INTERVIEWS, REVIEWS & RELATED ARTICLES
Shaking Through JULY 18, 2006 - by Laurence Station
BRIAN ENO AND DAVID BYRNE: MY LIFE IN THE BUSH OF GHOSTS (REMASTERED EDITION)
It's notable that Qu'ran has seemingly been banished forever from subsequent editions of My Life In The Bush Of Ghosts. The appreciatively remastered and expanded edition of the highly regarded and forward-looking 1981 original can't help but dredge up the prickly absence of this key track. Granted, the song is easy enough to find on auction sites or through trader depots like Gemm.com.
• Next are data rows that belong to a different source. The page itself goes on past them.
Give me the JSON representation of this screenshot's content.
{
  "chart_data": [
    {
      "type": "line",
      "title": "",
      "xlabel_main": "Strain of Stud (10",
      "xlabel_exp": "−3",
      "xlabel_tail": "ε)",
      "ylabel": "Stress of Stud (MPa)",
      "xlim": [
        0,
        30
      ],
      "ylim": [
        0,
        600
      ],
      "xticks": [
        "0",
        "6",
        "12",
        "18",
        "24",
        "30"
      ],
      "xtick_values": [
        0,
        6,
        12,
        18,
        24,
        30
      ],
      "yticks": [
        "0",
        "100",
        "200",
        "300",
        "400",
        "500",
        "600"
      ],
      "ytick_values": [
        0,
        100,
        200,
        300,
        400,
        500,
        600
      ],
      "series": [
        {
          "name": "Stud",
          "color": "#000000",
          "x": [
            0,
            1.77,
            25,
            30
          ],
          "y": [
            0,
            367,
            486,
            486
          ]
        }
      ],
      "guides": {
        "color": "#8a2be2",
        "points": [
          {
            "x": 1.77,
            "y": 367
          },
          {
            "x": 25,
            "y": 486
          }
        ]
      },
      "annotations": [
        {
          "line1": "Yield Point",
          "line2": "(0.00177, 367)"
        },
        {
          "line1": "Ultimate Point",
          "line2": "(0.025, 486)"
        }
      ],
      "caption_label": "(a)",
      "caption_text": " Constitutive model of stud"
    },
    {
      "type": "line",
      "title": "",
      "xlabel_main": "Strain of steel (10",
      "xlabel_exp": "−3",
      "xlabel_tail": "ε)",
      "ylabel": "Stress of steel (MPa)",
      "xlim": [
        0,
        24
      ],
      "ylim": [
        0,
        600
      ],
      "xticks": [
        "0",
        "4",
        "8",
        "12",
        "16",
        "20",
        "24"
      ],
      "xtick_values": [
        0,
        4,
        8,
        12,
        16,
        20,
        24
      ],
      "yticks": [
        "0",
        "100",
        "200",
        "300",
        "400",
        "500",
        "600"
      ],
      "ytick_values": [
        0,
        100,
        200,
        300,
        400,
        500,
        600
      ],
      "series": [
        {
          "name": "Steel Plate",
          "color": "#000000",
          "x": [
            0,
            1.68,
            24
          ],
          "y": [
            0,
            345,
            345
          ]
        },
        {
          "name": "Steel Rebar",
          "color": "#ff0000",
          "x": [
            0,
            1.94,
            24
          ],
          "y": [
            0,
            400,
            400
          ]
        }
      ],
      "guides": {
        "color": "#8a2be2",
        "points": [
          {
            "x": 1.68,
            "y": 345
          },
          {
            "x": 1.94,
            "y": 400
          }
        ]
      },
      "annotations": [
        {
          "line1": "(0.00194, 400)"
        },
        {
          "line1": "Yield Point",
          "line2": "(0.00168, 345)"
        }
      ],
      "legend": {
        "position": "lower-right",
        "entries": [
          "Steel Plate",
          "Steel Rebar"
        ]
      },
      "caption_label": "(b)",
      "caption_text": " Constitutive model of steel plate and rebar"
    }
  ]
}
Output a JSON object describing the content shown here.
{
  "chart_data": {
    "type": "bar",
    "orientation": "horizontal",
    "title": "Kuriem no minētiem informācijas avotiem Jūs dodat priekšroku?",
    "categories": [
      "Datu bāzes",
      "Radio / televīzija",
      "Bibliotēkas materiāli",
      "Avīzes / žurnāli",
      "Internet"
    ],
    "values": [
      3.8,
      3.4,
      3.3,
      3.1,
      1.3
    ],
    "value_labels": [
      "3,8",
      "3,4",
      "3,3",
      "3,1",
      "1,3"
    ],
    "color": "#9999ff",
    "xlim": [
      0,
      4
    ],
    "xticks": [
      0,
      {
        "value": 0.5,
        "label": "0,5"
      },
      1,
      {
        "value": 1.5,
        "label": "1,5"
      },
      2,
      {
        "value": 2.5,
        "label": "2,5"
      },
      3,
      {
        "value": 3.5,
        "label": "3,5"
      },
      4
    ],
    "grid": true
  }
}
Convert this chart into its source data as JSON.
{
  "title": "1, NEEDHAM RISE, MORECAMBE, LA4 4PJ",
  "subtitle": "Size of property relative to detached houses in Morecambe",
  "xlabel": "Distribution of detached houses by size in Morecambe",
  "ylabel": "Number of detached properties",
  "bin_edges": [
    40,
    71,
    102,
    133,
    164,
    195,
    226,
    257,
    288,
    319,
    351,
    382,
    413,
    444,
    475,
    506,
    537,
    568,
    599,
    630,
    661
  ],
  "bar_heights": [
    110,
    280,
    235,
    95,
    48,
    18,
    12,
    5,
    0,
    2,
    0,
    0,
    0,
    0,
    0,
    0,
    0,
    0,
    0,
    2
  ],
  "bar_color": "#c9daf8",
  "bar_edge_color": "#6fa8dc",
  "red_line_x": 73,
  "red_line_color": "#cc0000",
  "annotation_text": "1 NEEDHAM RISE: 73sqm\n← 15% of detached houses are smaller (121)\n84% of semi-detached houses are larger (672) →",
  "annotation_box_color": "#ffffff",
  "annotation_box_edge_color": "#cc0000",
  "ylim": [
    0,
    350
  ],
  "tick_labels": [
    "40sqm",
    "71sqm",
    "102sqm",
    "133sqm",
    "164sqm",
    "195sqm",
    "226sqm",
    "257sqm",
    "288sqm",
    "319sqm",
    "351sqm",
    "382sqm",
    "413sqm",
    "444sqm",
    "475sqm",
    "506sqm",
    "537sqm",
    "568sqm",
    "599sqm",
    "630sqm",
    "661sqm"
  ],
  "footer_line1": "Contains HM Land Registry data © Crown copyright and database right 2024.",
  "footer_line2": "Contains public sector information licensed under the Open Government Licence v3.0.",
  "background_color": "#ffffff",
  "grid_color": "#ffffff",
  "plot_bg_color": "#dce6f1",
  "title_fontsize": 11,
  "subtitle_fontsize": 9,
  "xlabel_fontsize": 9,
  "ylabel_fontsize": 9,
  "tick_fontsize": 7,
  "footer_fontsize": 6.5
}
But for an album brimming over with religious references and vocal samples (be they African, Christian, or Middle Eastern), it's amazing how a piece that could hardly be considered The Satanic Verses of cut-and-paste collage noise art has been so rudely (and universally) silenced. The Islamic Council of Great Britain didn't want recordings of the sacred text referenced and, hence, no one gets to enjoy Qu'ran regardless of geographic location, religious denomination or spiritual outlook. Thematically and sonically, Qu'ran makes a far better fit than its replacement, Very, Very Hungry. And the album still loses focus with the concluding tracks Come With Us and Mountain of Needles, which never fit into the admittedly eclectic brew concocted by Eno and Byrne. Other omissions include late evangelist Kathryn Kuhlman's sermon on The Jezebel Spirit after her estate requested it not be used. Such are the hazards of borrowing from worldly clatter. The main selling point of this Ghosts is the richly improved sound: The frenetic tribal rhythms backing the Gospel sermonizing on Help Me Somebody are more forceful and pronounced. The Carrier sports a nicely contrasting vocal inserted in the middle that apparently got excised due to time constraints the first time around. Basically, this is the definitive (if incomplete) version of a landmark release.